Constitui esse dia feliz, inesquecível, em que somos invadidos pelo convite claro do Mestre – um dom imerecido, valiosíssimo, porque vem de Deus –, que dá sentido à vida e ilumina o futuro.
Há chamadas de Deus que são um convite doce e silencioso; outras, como a de São Paulo, fulminantes como um raio que rasga as trevas; e outras, enfim, em que o Mestre simplesmente nos põe a mão sobre o ombro e diz: Tu és meu! Segue-me! Então o homem, cheio de alegria, vai, vende tudo quanto tem e compra aquele campo3, pois nele está o seu tesouro. Descobriu, entre os muitos dons da vida – como um especialista que procura pérolas finas4 – a pérola de maior valor5.
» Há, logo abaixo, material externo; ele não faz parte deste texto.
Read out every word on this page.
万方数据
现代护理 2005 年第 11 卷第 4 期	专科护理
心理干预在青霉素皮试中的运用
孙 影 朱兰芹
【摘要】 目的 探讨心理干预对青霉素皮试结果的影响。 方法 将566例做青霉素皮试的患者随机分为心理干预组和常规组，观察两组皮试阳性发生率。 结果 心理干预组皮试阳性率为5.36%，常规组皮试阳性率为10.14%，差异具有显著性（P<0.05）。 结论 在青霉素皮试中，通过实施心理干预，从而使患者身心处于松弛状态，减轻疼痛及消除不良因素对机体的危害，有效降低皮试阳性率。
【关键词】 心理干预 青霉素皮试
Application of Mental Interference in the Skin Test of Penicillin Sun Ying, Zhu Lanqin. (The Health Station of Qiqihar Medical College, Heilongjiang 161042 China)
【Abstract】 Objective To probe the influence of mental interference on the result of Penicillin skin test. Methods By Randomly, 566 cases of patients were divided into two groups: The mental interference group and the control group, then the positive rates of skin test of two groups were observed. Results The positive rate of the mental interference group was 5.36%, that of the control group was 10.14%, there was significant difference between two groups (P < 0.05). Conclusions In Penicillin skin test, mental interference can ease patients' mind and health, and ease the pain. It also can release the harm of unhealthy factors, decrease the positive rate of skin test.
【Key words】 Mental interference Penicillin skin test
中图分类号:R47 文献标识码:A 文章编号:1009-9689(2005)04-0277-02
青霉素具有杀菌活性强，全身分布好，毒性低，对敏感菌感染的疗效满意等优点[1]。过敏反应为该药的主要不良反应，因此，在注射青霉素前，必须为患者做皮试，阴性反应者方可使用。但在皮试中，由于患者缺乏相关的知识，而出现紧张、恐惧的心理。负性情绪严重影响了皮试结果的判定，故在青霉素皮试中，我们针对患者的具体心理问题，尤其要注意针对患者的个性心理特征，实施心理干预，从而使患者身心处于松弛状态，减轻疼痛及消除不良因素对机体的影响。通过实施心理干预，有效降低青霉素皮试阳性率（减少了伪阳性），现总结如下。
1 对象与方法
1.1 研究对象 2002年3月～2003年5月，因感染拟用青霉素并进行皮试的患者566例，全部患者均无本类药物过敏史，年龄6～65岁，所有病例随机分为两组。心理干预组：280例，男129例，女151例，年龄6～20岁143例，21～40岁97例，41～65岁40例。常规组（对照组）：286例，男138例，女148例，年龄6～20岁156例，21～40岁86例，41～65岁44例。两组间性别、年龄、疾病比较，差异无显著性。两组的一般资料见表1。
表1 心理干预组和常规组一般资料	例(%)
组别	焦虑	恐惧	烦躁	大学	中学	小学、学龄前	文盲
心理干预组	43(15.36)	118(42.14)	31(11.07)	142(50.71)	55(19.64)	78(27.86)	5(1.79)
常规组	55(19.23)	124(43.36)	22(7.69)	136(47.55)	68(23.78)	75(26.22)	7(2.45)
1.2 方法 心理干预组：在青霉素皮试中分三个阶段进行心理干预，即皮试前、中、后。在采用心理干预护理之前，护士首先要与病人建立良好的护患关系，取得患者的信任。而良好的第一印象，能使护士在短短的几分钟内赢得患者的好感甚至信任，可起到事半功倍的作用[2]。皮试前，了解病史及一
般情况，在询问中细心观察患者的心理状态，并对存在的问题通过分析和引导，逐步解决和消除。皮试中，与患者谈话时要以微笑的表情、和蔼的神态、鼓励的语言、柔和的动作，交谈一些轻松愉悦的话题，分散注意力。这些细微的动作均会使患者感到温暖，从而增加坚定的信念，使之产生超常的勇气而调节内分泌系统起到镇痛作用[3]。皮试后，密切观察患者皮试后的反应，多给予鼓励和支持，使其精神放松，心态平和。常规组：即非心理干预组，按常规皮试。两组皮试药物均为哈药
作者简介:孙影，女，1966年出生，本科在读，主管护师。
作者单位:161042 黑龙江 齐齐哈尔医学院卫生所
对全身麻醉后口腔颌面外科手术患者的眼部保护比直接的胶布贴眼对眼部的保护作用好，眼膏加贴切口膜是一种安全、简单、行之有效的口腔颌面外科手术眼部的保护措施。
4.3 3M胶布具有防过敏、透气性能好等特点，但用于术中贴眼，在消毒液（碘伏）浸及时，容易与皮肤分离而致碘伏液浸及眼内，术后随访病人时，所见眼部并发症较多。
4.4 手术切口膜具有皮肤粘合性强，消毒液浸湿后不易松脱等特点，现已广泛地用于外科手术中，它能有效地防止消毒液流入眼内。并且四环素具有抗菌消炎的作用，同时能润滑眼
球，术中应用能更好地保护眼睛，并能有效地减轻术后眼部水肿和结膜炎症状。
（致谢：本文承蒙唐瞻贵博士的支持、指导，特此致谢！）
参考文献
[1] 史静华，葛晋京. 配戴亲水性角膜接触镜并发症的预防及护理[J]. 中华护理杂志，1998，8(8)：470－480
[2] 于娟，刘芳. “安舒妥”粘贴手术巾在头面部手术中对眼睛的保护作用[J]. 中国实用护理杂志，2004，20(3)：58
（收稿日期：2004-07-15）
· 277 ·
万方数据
Vinde e vede. Foi no relacionamento pessoal com o Senhor que André e João conheceram por experiência direta aquilo que as meras palavras não lhes teriam permitido entender por completo6. É na oração pessoal, na intimidade com Cristo, que chegamos a conhecer os múltiplos convites e apelos do Senhor para que o sigamos mais de perto. Agora, enquanto falamos com Ele, podemos perguntar-nos se temos o ouvido atento à sua voz inconfundível, se estamos respondendo plenamente àquilo que Ele nos pede, porque Cristo passa ao nosso lado e nos chama. Ele continua presente no mundo, tão real como há vinte séculos, e procura colaboradores que o ajudem a salvar almas. Vale a pena dizer “sim” a essa missão divina.
II. DISSE ANDRÉ a seu irmão Simão: Encontramos o Messias! (que significa Cristo). E levou-o a Jesus7.
O encontro com Jesus deixou André com a alma cheia de felicidade e de alegria; uma alegria nova que tinha de comunicar a alguém imediatamente, como se não a conseguisse reter. A primeira pessoa que procurou foi seu irmão Simão, e deve ter-lhe falado da sua descoberta com muito entusiasmo: Encontramos o Messias!, disse-lhe com essa ênfase especial de quem está convencido, pois conseguiu que Pedro, talvez cansado depois de uma jornada de trabalho, fosse até o Mestre, que já o esperava: E levou-o a Jesus.
Esta é a nossa tarefa: levar a Cristo os nossos parentes, amigos e conhecidos, falando-lhes com essa convicção pessoal que arrasta.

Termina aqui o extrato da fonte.